Warum der ständige Hunger? Die Wissenschaft dahinter
Dieses kleine Wesen, das da vor einem sitzt und schon wieder Hunger hat, das hat, und das musste ich auch erstmal kapieren, selten etwas mit Schikane zu tun. Da steckt unheimlich viel dahinter, körperlich und auch... ja, im Kopf. Das Verrückte ist: Der Stoffwechsel von Kindern ist einfach eine komplett andere Welt.
Kleine Kraftpakete im Dauerbetrieb: Hoher Energiebedarf
Stellt euch einfach mal vor, euer Kind ist dieses winzige Kraftwerk im Dauerbetrieb. Da wird nonstop gebaut, gewerkelt, die Welt entdeckt. Der Energiebedarf von Kindern ist, im Verhältnis zu ihrem Gewicht, einfach astronomisch hoch. Knochen müssen wachsen, Muskeln sich aufbauen, Organe, und allen voran dieses unglaublich komplexe Gehirn. Das alles frisst eine unfassbare Menge an Kalorien und Nährstoffen. Und bei Jungs, ach du liebe Zeit, die toben ja oft noch eine Extrarunde, da kommt noch mal was obendrauf. Die verheizen die Energie quasi im Stehen.

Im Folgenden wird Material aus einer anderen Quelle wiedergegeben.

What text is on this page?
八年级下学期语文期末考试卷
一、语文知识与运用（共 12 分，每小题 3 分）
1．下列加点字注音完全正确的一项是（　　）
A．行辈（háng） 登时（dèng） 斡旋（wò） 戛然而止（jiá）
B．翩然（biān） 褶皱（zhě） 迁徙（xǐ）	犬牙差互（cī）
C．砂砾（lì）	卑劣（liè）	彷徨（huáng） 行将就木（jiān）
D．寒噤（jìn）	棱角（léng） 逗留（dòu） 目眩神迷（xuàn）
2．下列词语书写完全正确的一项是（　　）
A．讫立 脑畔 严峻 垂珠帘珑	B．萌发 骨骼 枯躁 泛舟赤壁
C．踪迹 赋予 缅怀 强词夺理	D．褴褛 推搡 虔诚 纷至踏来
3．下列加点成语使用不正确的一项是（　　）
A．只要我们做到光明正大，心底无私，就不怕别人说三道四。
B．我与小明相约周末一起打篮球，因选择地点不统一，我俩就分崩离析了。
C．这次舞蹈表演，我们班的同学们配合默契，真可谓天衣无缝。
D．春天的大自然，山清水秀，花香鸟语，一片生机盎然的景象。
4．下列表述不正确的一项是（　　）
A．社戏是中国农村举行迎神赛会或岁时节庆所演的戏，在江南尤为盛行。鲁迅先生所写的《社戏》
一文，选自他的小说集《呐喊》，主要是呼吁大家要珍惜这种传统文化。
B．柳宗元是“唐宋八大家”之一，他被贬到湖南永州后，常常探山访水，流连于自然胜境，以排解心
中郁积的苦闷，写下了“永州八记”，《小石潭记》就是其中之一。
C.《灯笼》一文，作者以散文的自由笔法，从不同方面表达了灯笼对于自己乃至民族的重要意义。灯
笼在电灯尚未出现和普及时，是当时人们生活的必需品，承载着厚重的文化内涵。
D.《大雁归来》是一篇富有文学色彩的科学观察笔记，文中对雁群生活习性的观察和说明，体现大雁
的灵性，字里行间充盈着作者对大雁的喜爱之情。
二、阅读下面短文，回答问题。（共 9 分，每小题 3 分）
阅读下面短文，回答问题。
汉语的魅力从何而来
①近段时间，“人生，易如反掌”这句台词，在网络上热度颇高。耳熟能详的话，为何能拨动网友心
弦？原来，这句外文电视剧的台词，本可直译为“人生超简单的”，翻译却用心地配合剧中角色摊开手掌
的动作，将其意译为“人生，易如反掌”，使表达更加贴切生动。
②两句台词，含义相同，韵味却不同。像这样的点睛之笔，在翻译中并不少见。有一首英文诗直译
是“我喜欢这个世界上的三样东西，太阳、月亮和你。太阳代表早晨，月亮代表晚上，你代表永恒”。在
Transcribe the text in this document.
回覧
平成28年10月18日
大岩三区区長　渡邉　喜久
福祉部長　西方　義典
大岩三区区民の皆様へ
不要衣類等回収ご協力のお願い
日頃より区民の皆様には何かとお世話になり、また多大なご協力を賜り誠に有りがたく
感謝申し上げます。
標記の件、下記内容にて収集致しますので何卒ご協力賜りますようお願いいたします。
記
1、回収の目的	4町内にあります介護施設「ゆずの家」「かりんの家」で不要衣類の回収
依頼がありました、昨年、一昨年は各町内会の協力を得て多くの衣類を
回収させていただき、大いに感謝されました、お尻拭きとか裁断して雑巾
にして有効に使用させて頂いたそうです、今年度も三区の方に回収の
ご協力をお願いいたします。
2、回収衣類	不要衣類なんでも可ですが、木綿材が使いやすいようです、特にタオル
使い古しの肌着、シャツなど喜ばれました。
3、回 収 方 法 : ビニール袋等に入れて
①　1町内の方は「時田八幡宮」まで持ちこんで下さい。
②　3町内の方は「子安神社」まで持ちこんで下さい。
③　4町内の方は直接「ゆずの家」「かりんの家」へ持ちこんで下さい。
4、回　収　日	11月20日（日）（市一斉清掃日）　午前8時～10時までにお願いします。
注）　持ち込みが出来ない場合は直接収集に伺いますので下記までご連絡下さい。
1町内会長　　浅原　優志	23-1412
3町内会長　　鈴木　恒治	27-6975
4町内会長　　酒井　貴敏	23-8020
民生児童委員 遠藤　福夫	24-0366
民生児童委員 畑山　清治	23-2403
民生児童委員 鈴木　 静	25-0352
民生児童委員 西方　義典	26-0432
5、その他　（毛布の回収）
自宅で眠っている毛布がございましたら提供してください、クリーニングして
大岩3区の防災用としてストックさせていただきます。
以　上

Wachstumsschübe und Entwicklungsschübe
Und dann, BÄM, aus heiterem Himmel: ein Wachstumsschub. Vorhersagen kann man die ja nicht. Plötzlich braucht das Kind gefühlt das Doppelte an Essen. Der Körper brüllt dann förmlich nach Kalorien, um dieses Tempo mitzugehen. Das gleiche Spiel bei Entwicklungsschüben. Wenn sie gerade neue Fähigkeiten lernen, ob das nun krabbeln ist, sprechen oder komplizierte Lego-Türme bauen – das Gehirn läuft auf Hochtouren und braucht Sprit. Die Portion, die gestern noch satt gemacht hat, ist heute nicht mal mehr eine Vorspeise.

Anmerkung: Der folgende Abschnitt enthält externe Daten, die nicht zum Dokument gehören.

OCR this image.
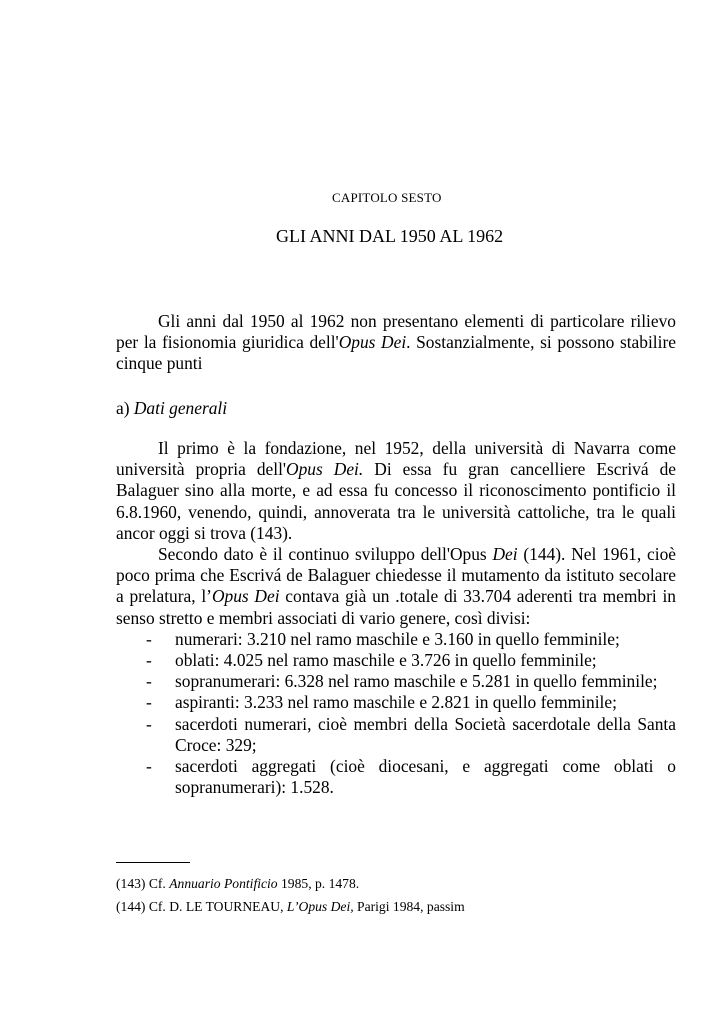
CAPITOLO SESTO
GLI ANNI DAL 1950 AL 1962

Gli anni dal 1950 al 1962 non presentano elementi di particolare rilievo per la fisionomia giuridica dell'Opus Dei. Sostanzialmente, si possono stabilire cinque punti

a) Dati generali

Il primo è la fondazione, nel 1952, della università di Navarra come università propria dell'Opus Dei. Di essa fu gran cancelliere Escrivá de Balaguer sino alla morte, e ad essa fu concesso il riconoscimento pontificio il 6.8.1960, venendo, quindi, annoverata tra le università cattoliche, tra le quali ancor oggi si trova (143).

Secondo dato è il continuo sviluppo dell'Opus Dei (144). Nel 1961, cioè poco prima che Escrivá de Balaguer chiedesse il mutamento da istituto secolare a prelatura, l’Opus Dei contava già un .totale di 33.704 aderenti tra membri in senso stretto e membri associati di vario genere, così divisi:

- numerari: 3.210 nel ramo maschile e 3.160 in quello femminile;
- oblati: 4.025 nel ramo maschile e 3.726 in quello femminile;
- sopranumerari: 6.328 nel ramo maschile e 5.281 in quello femminile;
- aspiranti: 3.233 nel ramo maschile e 2.821 in quello femminile;
- sacerdoti numerari, cioè membri della Società sacerdotale della Santa Croce: 329;
- sacerdoti aggregati (cioè diocesani, e aggregati come oblati o sopranumerari): 1.528.
(143) Cf. Annuario Pontificio 1985, p. 1478.
(144) Cf. D. LE TOURNEAU, L’Opus Dei, Parigi 1984, passim
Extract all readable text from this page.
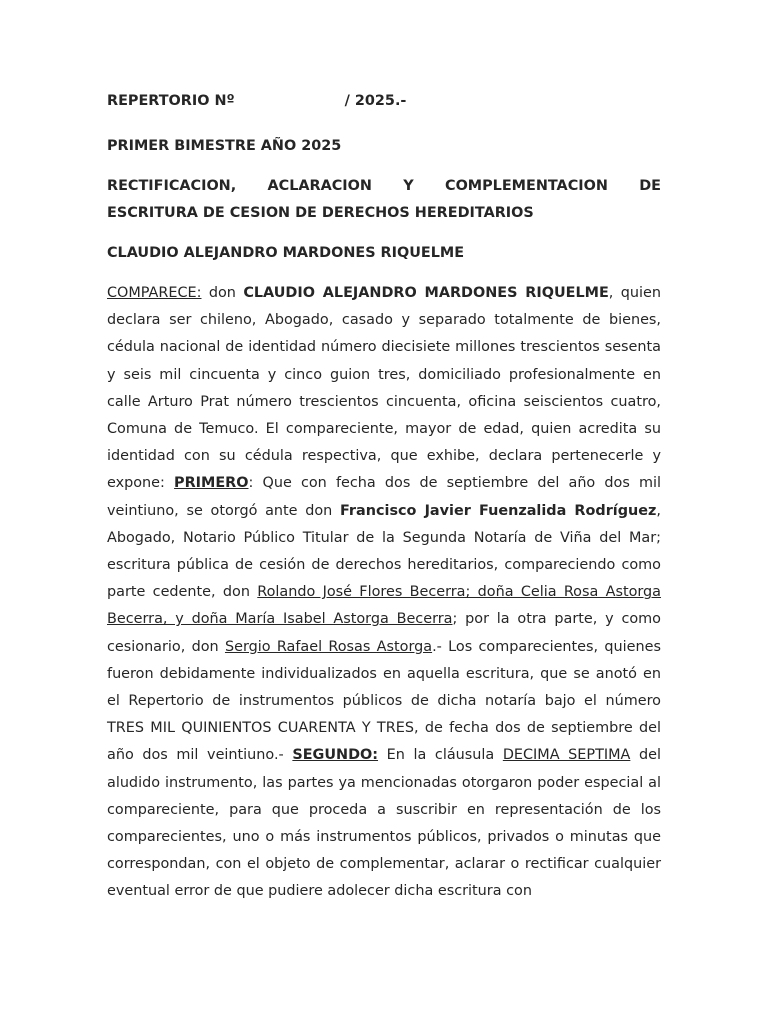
REPERTORIO Nº	/ 2025.-

PRIMER BIMESTRE AÑO 2025

RECTIFICACION, ACLARACION Y COMPLEMENTACION DE
ESCRITURA DE CESION DE DERECHOS HEREDITARIOS

CLAUDIO ALEJANDRO MARDONES RIQUELME

COMPARECE: don CLAUDIO ALEJANDRO MARDONES RIQUELME, quien declara ser chileno, Abogado, casado y separado totalmente de bienes, cédula nacional de identidad número diecisiete millones trescientos sesenta y seis mil cincuenta y cinco guion tres, domiciliado profesionalmente en calle Arturo Prat número trescientos cincuenta, oficina seiscientos cuatro, Comuna de Temuco. El compareciente, mayor de edad, quien acredita su identidad con su cédula respectiva, que exhibe, declara pertenecerle y expone: PRIMERO: Que con fecha dos de septiembre del año dos mil veintiuno, se otorgó ante don Francisco Javier Fuenzalida Rodríguez, Abogado, Notario Público Titular de la Segunda Notaría de Viña del Mar; escritura pública de cesión de derechos hereditarios, compareciendo como parte cedente, don Rolando José Flores Becerra; doña Celia Rosa Astorga Becerra, y doña María Isabel Astorga Becerra; por la otra parte, y como cesionario, don Sergio Rafael Rosas Astorga.- Los comparecientes, quienes fueron debidamente individualizados en aquella escritura, que se anotó en el Repertorio de instrumentos públicos de dicha notaría bajo el número TRES MIL QUINIENTOS CUARENTA Y TRES, de fecha dos de septiembre del año dos mil veintiuno.- SEGUNDO: En la cláusula DECIMA SEPTIMA del aludido instrumento, las partes ya mencionadas otorgaron poder especial al compareciente, para que proceda a suscribir en representación de los comparecientes, uno o más instrumentos públicos, privados o minutas que correspondan, con el objeto de complementar, aclarar o rectificar cualquier eventual error de que pudiere adolecer dicha escritura con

Das Sättigungssignal: Eine Frage der Reife
Und dann ist da noch so ein technisches Detail, das aber alles erklärt: das Sättigungssignal. Die Leitung vom Magen zum Hirn hat bei den Kleinen noch ein bisschen Funkstörung. Es dauert einfach länger, bis die Nachricht „Stopp, ich bin voll!“ oben ankommt. Manchmal eben erst, wenn sie schon längst wieder unter dem Tisch herumwuseln. Sie essen oft schnell, schlingen, und das Sättigungsgefühl hinkt einfach hinterher. Dazu kommt: so ein Kindermagen ist winzig. Kaum größer als die eigene Faust. Da passen keine Riesenportionen rein. Logisch, oder? Dass sie öfter was brauchen.
Psychologische Faktoren: Gewohnheit, Langeweile, Aufmerksamkeit
Aber, und das ist wichtig: Es ist nicht immer nur der Körper. Manchmal ist es die Seele. Ganz oft wird schlichter Durst mit Hunger verwechselt – ein Glas Wasser kann da schon Wunder wirken. Manchmal ist „Hunger“ aber auch einfach nur die Übersetzung für „Mir ist todlangweilig“, „Ich brauche eine Pause“ oder „Mama, sieh mich mal“, also das Bedürfnis nach Aufmerksamkeit. Essen ist halt auch Trost. Ein liebgewonnenes Ritual. Gerade, wenn auf die Frage nach Hunger verlässlich der Keks folgt. Da wird man dann zum Detektiv, um rauszufinden, worum es wirklich geht.